6. Overall Architecture & Workflow

Putting it all together, a GPT-style model processes data roughly like this:

  1. Input
    Raw text is passed to the tokenizer, producing a sequence of token IDs.

  2. Embedding layer
    Token IDs are converted into token embeddings. Positional information (e.g., RoPE) is applied to the Q/K projections inside attention layers.

  3. Transformer blocks (stacked L times)
    The sequence is processed through L identical blocks. For each block:

    a. Pre-attention norm
    x_norm1 = RMSNorm(x)

    b. Attention
    attn_out = GQA(Q = x_norm1, K = x_norm1, V = x_norm1)
    (with RoPE applied to Q and K, plus any attention bias, SWA masking, sinks, etc.)

    c. First residual
    x_res1 = x + attn_out

    d. Pre-FFN norm
    x_norm2 = RMSNorm(x_res1)

    e. Feed-forward / MoE
    ffn_out = MoE(x_norm2) (or a SwiGLU FFN in non-MoE models)

    f. Second residual
    x = x_res1 + ffn_out
    (this x becomes the input to the next block)

  4. Final projection

    a. Apply a final RMSNorm to the last block’s output.
    b. Use a linear layer (the LM head) to project to vocabulary size, producing logits for each token position.

  5. Softmax & loss

    • During training, apply softmax to get probabilities and use cross-entropy against the next token as the main loss.
    • For MoE layers, add the auxiliary load balancing loss on top.
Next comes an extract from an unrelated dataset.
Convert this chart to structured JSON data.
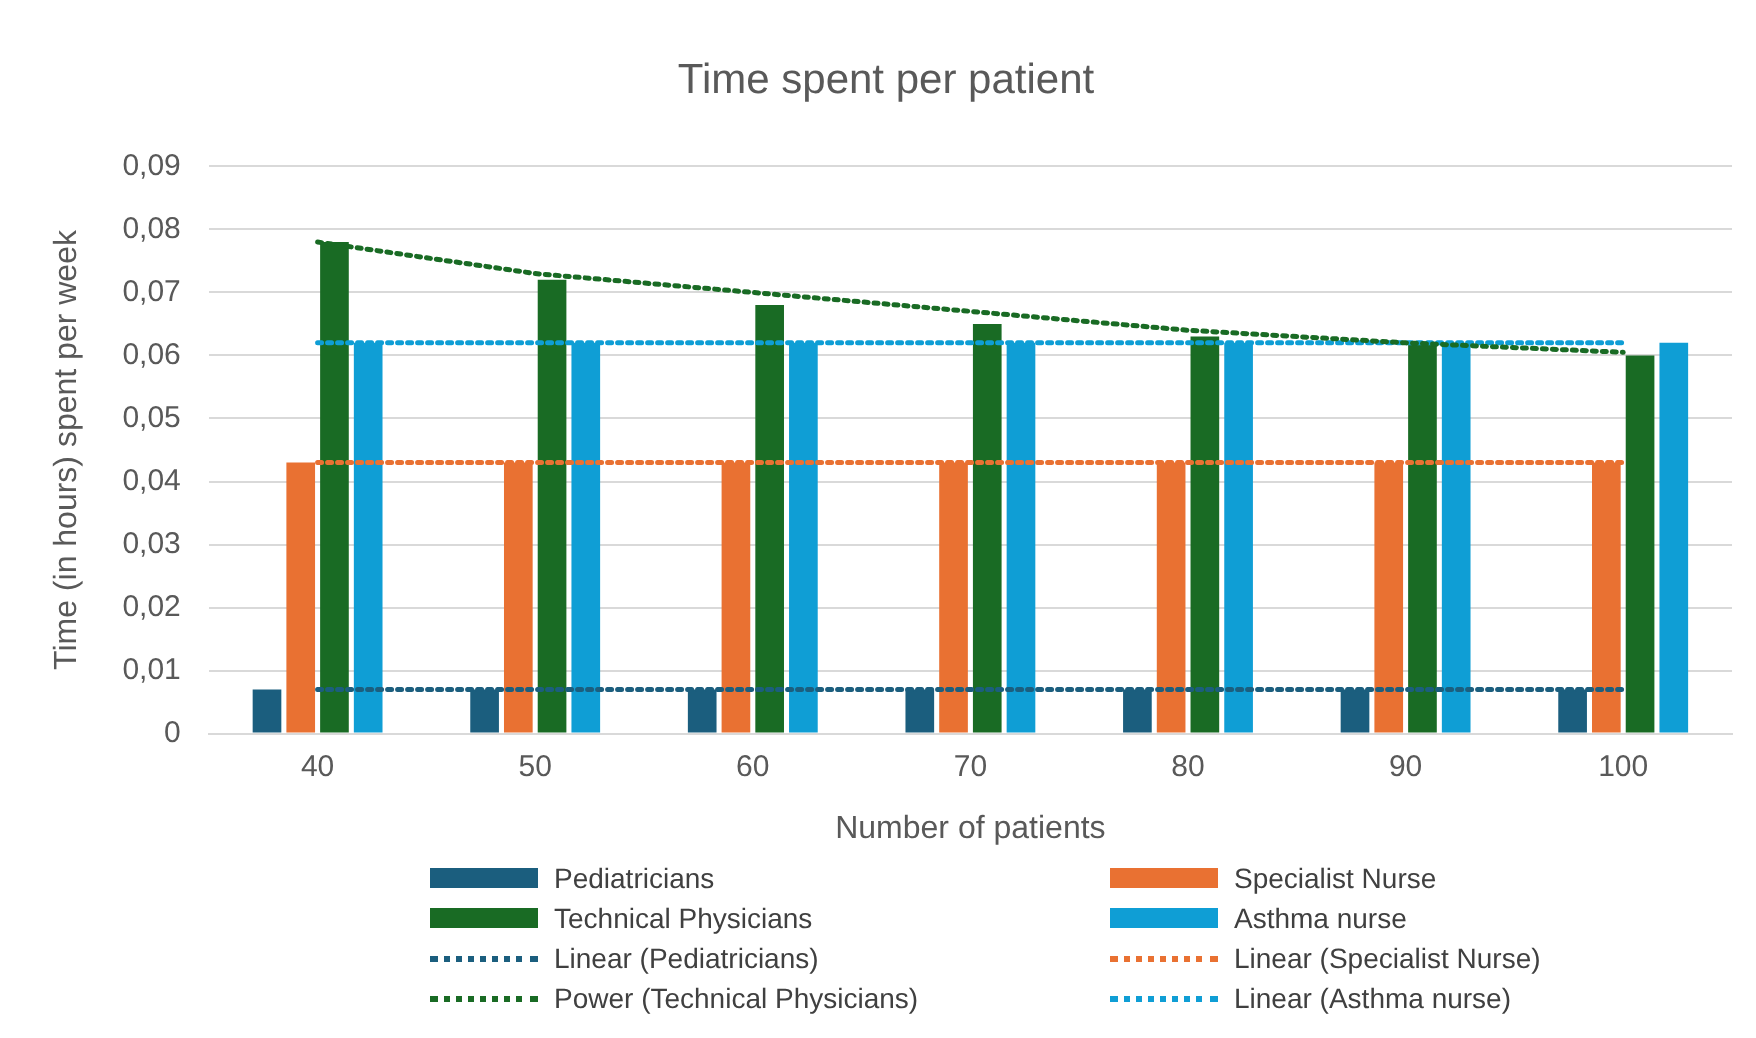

  6. Inference loop & KV cache

    For generation, the model runs step-by-step:

    • For each new token, compute Q (and the new K/V), attend to cached past keys/values, and append the new K/V to the KV cache.
    • With Sliding Window Attention, the KV cache becomes a rolling buffer that only retains the last W tokens (plus any sink positions), keeping memory usage bounded even for long conversations.